Thursday, March 15, 2007

More Than Me

I have made it to Lima safe and sound. It is quite beautiful here. The coast is lined with cliffs and after getting lost yesterday, I stubbled upon the sun setting over the Pacific Ocean. God´s world is truly amazing.

Before I got on the plane 2 days ago, I started to get worried about being alone. I hadnt felt this feeling in quite awhile. But now that I am here(granted I have only been here 2 days) I have a peace about the matter and I have faith that God is here with me. I think that there is a beauty in solitude and lonliness that drives us to be completely honest with ourselves. I am excited to see what God has in store for me.

One of my best friends wrote me a letter before I left and told me to read it on the plane. He said the most honest and encouraging sentence: Though I may have the time of my life or experience complete lonliness, this trip is not about me. He hit the nail on the head. This trip is about service, it is about helping, and most of all it is about love. I did not come here to love myself more, but to love serve the people around me. It will be vital that I remember this throughout the next year.

Saturday, March 10, 2007

Thank you and Farewell

I want to thank everyone who has been any part of this trip becoming a reality. Only recently have I realized that it is truly possible to make your dreams come true. I believe now more than ever that there is more to life than living for ourselves and we can all make a difference in this world. Thank you to my family who have shown me endless support and love: This trip would not be possible without your encouragement. Thank you to all of my friends (there are to many of you to list) for your encouragement and for always cheering for my crazy ideas. Thank you for the constant lessons in generosity, honesty, friendship and love. I dedicate this trip to you.

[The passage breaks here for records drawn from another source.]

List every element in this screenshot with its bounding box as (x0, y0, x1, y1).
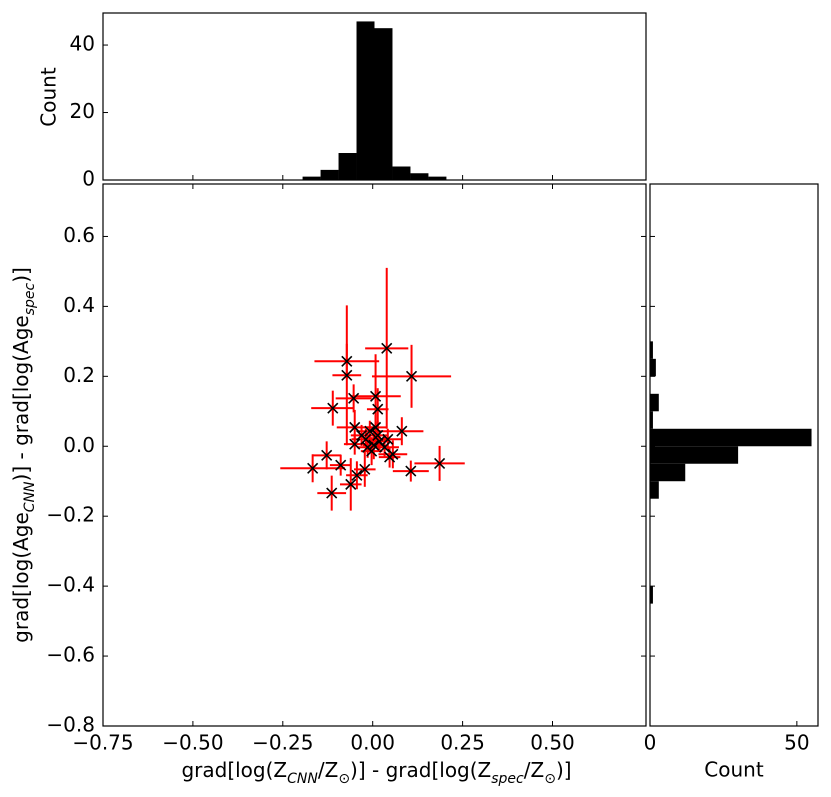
axis-label: grad[log(AgeCNN)] - grad[log(Agespec)] (9, 267, 39, 643)
label-part: spec (491, 771, 524, 787)
point (341, 355, 353, 367)
bar (650, 463, 686, 482)
point (349, 421, 361, 433)
bar (650, 411, 653, 429)
point (379, 441, 391, 453)
label-part: /Z (524, 758, 544, 782)
y-tick-label: −0.2 (46, 503, 95, 527)
bar (650, 446, 739, 464)
y-tick-label: 0 (82, 167, 95, 191)
label-part: spec (22, 282, 38, 315)
y-tick-label: 0.0 (63, 433, 95, 457)
point (370, 390, 382, 402)
y-tick-label: −0.8 (46, 713, 95, 737)
x-tick-label: 0.00 (350, 731, 395, 755)
label-part: ⊙ (338, 771, 350, 787)
bar (374, 28, 393, 180)
plot-frame (102, 183, 647, 727)
point (327, 402, 339, 414)
point (307, 462, 319, 474)
y-tick-label: 0.2 (63, 363, 95, 387)
point (348, 392, 360, 404)
label-part: grad[log(Age (9, 512, 33, 643)
x-tick-label: −0.25 (252, 731, 313, 755)
point (359, 463, 371, 475)
point (355, 429, 368, 441)
point (370, 421, 382, 433)
point (326, 487, 338, 499)
label-part: )] - grad[log(Z (350, 758, 491, 782)
point (384, 451, 396, 463)
bar (392, 166, 411, 180)
label-part: grad[log(Z (181, 758, 287, 782)
label-part: /Z (318, 758, 338, 782)
label-part: ⊙ (544, 771, 556, 787)
point (381, 342, 393, 354)
bar (302, 176, 321, 180)
point (321, 449, 333, 461)
label-part: )] (556, 758, 572, 782)
bar (320, 169, 339, 180)
axis-label: grad[log(ZCNN/Z⊙)] - grad[log(Zspec/Z⊙)] (181, 758, 571, 788)
y-tick-label: 20 (70, 99, 95, 123)
bar (338, 153, 357, 180)
bar (650, 481, 659, 499)
point (396, 425, 408, 437)
label-part: CNN (287, 771, 318, 787)
label-part: )] - grad[log(Age (9, 315, 33, 481)
bar (650, 393, 659, 412)
point (364, 425, 376, 437)
point (382, 433, 394, 445)
point (368, 439, 380, 451)
x-tick-label: 0.25 (440, 731, 485, 755)
bar (650, 358, 656, 377)
x-axis-label: Count (704, 758, 764, 782)
point (372, 403, 384, 415)
x-tick-label: 50 (784, 731, 809, 755)
y-axis-label: Count (37, 67, 61, 127)
x-tick-label: −0.50 (162, 731, 223, 755)
point (351, 469, 363, 481)
point (335, 459, 347, 471)
y-tick-label: 0.4 (63, 293, 95, 317)
bar (650, 341, 653, 359)
bar (410, 173, 429, 180)
point (434, 457, 446, 469)
bar (356, 21, 375, 181)
x-tick-label: 0 (644, 731, 657, 755)
point (362, 441, 374, 453)
point (405, 465, 417, 477)
point (405, 370, 418, 382)
x-tick-label: −0.75 (72, 731, 133, 755)
y-tick-label: 0.6 (63, 223, 95, 247)
label-part: )] (9, 267, 33, 283)
y-tick-label: 40 (70, 32, 95, 56)
bar (650, 428, 812, 447)
x-tick-label: 0.50 (530, 731, 575, 755)
bar (650, 586, 653, 604)
bar (428, 176, 447, 180)
point (345, 478, 357, 490)
point (349, 438, 361, 450)
hist-frame (649, 183, 819, 727)
y-tick-label: −0.4 (46, 573, 95, 597)
y-tick-label: −0.6 (46, 643, 95, 667)
label-part: CNN (22, 481, 38, 512)
hist-frame (102, 12, 647, 181)
point (341, 369, 353, 381)
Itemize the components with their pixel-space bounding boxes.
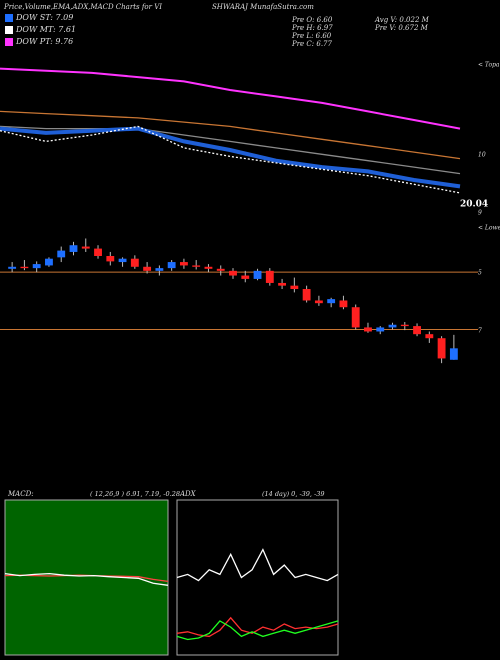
series-line: [4, 572, 169, 586]
candle-body: [167, 262, 176, 269]
candle-body: [20, 266, 29, 269]
candle-body: [253, 270, 262, 279]
title-right: SHWARAJ MunafaSutra.com: [212, 3, 314, 11]
candle-body: [57, 250, 66, 258]
candle-body: [376, 327, 385, 332]
side-label: < Topa: [478, 62, 500, 69]
candle-body: [118, 258, 127, 263]
candle-body: [351, 307, 360, 328]
panel-title: MACD:: [7, 490, 34, 498]
candle-body: [204, 266, 213, 269]
info-text: Pre H: 6.97: [291, 24, 333, 32]
candle-body: [155, 268, 164, 271]
candle-body: [229, 270, 237, 276]
candle-body: [449, 348, 458, 360]
candle-body: [216, 268, 225, 271]
candle-body: [130, 258, 139, 267]
candle-body: [400, 324, 409, 327]
candle-body: [143, 266, 152, 271]
candle-body: [45, 258, 53, 266]
series-line: [0, 125, 461, 175]
candle-body: [106, 256, 115, 262]
series-line: [176, 548, 339, 582]
candle-body: [364, 327, 372, 332]
series-line: [0, 110, 461, 160]
legend-swatch: [5, 26, 13, 34]
candle-body: [179, 262, 188, 266]
candle-body: [413, 326, 421, 335]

I could write forever about why I am taking this trip, but it most likely wouldnt make sense and would go on forever. One of my good friends, Winston Churchill, says it best: "We make a living by what we get. We make a life by what we give."

I have lived 24 years spending most of my days trying to figure out what I want next and how I am going to get it. I am tired of living that way. I am tired of living for myself. I am slowly learning that the most important and rewarding things we do in live have nothing to do with us. And with honestly and humility, I find myself at 24 embarrassed of the selfish life I have lived. The world around me deserves more.

I will be putting an outline of my trip with places and dates soon. I leave for Peru Tuesday, March 13. I will try to update this as much as possible with posts, recently books I have read, and music that I ahve been listing to. Please feel free to email me any time and I will try to respond as soon as possible.

Thank you again to everyone for all your help and encouragement.